A subtitle translation should subvert itself to the goal of translating. When a subtitle translation becomes distinguishable as a script on its own, it becomes distracting and no longer serves its intended purpose. A translator is a medium for the conveyance of an artist’s ideas to a viewer, so a good translator is a writer able to make his/her efforts virtually invisible. A good translation, in my opinion, is one that presents the original dialogue and allows viewers themselves to interpret it themselves. Localizing cultural jokes and references certainly makes anime more easily digestible, but by definition eliminates elements the original cultural and artistic content of the film. Speaking only for myself, I’d rather read a subtitled translation of a Japanese joke then research it and educate myself about a new aspect of Japanese culture than read, instead, an American joke and get a laugh at the expense of any insight into the Japanese culture and society that created the foreign film I’m watching.

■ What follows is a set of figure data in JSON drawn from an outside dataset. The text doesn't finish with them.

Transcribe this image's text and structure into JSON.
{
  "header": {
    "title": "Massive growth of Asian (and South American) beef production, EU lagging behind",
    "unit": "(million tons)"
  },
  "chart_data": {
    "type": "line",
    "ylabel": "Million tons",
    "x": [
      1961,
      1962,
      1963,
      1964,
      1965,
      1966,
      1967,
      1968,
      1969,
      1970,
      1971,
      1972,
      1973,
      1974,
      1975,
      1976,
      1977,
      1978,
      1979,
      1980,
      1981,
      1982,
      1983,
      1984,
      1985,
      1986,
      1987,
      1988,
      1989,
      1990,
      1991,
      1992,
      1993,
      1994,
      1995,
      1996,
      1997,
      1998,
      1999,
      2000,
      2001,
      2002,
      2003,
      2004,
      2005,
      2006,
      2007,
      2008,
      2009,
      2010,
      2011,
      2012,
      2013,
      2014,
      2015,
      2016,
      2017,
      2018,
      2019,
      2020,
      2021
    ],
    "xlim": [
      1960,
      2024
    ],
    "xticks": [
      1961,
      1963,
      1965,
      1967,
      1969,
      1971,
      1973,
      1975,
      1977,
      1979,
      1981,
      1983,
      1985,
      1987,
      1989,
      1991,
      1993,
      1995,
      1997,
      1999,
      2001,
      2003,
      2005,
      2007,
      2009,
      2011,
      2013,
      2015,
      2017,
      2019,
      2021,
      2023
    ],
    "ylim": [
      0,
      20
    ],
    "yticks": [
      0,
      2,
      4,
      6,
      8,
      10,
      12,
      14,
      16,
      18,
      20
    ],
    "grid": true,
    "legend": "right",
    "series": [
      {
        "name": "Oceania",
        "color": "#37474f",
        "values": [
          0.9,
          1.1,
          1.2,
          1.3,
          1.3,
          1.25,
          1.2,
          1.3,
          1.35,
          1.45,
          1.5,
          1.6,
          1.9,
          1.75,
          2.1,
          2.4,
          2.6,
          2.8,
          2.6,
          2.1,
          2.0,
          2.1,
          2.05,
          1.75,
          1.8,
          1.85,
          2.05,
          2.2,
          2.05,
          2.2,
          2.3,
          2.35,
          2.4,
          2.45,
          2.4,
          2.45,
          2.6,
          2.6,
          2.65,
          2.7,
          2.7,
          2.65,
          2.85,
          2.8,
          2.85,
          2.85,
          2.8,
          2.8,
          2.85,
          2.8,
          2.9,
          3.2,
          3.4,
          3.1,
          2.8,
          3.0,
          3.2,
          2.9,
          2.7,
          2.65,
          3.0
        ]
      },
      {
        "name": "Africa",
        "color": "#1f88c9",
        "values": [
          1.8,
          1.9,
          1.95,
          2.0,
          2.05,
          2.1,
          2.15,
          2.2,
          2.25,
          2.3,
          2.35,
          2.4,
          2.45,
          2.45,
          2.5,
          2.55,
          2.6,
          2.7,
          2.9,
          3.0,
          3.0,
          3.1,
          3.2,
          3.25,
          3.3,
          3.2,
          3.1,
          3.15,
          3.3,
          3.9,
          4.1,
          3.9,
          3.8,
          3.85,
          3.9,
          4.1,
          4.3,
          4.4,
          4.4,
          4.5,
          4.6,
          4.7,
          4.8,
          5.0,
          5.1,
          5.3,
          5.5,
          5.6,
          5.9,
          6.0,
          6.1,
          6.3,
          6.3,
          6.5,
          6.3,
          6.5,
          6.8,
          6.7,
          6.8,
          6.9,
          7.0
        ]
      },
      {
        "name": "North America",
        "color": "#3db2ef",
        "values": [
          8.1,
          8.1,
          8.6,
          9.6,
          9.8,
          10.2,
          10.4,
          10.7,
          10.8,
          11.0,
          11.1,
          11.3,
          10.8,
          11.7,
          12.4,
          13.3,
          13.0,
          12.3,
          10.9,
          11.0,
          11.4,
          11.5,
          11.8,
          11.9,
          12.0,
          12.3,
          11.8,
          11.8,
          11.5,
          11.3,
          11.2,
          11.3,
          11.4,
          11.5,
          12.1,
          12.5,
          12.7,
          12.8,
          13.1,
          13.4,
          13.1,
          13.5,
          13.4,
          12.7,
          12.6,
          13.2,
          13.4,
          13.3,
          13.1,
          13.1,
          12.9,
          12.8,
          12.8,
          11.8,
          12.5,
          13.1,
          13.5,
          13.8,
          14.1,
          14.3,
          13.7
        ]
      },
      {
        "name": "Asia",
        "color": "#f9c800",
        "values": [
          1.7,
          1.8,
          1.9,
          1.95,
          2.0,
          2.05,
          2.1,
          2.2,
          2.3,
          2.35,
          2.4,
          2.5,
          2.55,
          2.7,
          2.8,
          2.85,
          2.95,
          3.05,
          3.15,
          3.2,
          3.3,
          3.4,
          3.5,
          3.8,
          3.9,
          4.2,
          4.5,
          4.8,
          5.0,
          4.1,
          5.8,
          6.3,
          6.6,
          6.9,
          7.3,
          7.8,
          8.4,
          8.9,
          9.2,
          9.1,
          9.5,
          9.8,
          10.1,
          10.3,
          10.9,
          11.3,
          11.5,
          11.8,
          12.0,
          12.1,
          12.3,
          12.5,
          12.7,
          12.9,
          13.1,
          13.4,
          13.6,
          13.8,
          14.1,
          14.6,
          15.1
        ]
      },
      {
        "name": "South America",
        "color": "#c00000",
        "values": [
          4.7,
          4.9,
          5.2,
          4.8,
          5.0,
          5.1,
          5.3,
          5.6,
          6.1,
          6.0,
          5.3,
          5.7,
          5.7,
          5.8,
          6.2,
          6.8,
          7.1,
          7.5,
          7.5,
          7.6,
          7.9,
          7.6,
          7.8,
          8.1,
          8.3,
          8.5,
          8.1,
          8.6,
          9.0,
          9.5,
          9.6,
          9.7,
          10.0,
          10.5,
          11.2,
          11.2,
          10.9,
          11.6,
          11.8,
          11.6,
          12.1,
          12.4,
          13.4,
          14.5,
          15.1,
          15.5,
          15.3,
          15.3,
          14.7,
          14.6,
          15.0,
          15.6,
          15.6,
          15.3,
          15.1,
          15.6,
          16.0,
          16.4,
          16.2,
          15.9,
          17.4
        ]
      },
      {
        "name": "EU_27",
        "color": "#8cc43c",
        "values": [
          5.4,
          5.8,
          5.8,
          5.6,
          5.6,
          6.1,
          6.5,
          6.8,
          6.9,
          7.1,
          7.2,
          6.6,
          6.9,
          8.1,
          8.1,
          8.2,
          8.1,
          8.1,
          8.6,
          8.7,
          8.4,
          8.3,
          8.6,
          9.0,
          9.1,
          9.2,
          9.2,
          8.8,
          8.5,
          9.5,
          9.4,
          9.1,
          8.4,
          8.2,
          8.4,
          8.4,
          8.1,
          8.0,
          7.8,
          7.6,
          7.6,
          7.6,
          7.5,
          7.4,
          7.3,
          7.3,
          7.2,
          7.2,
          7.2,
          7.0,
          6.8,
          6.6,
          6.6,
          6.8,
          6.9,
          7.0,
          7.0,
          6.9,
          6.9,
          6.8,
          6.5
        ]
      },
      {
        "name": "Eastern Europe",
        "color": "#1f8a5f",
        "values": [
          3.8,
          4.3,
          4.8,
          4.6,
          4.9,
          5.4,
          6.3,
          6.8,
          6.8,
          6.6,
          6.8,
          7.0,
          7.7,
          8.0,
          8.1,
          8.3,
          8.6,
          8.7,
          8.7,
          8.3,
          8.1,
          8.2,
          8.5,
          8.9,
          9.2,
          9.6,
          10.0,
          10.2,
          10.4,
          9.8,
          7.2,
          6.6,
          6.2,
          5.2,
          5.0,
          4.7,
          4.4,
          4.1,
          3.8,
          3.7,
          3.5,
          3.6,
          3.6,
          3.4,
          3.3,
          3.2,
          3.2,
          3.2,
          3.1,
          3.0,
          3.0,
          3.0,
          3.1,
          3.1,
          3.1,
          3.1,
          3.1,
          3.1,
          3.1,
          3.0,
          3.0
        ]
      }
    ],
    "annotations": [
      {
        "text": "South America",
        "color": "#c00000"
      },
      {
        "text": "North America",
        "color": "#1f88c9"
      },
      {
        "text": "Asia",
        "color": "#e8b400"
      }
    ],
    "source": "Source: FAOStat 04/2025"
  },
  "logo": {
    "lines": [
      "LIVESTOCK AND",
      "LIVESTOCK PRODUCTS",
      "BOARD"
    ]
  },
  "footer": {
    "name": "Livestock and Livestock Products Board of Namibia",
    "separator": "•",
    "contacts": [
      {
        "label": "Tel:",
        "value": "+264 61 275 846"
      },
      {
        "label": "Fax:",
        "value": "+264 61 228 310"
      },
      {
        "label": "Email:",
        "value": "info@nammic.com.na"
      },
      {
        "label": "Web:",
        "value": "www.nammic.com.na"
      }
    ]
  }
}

A good translator absolutely should use his/her own judgement and experience and bias to enhance the immersion of the viewer in a film, but enhancing or supplementing the film’s original script is, I believe, an irresponsible and inappropriate liberty that obscures the artwork of the original writer, which is presumably what I’m interested in seeing. The presentation of story and dialogue is the job of the original writer. A translator’s role is to convey that writer’s message; not replace the original writer’s words with those of the translator.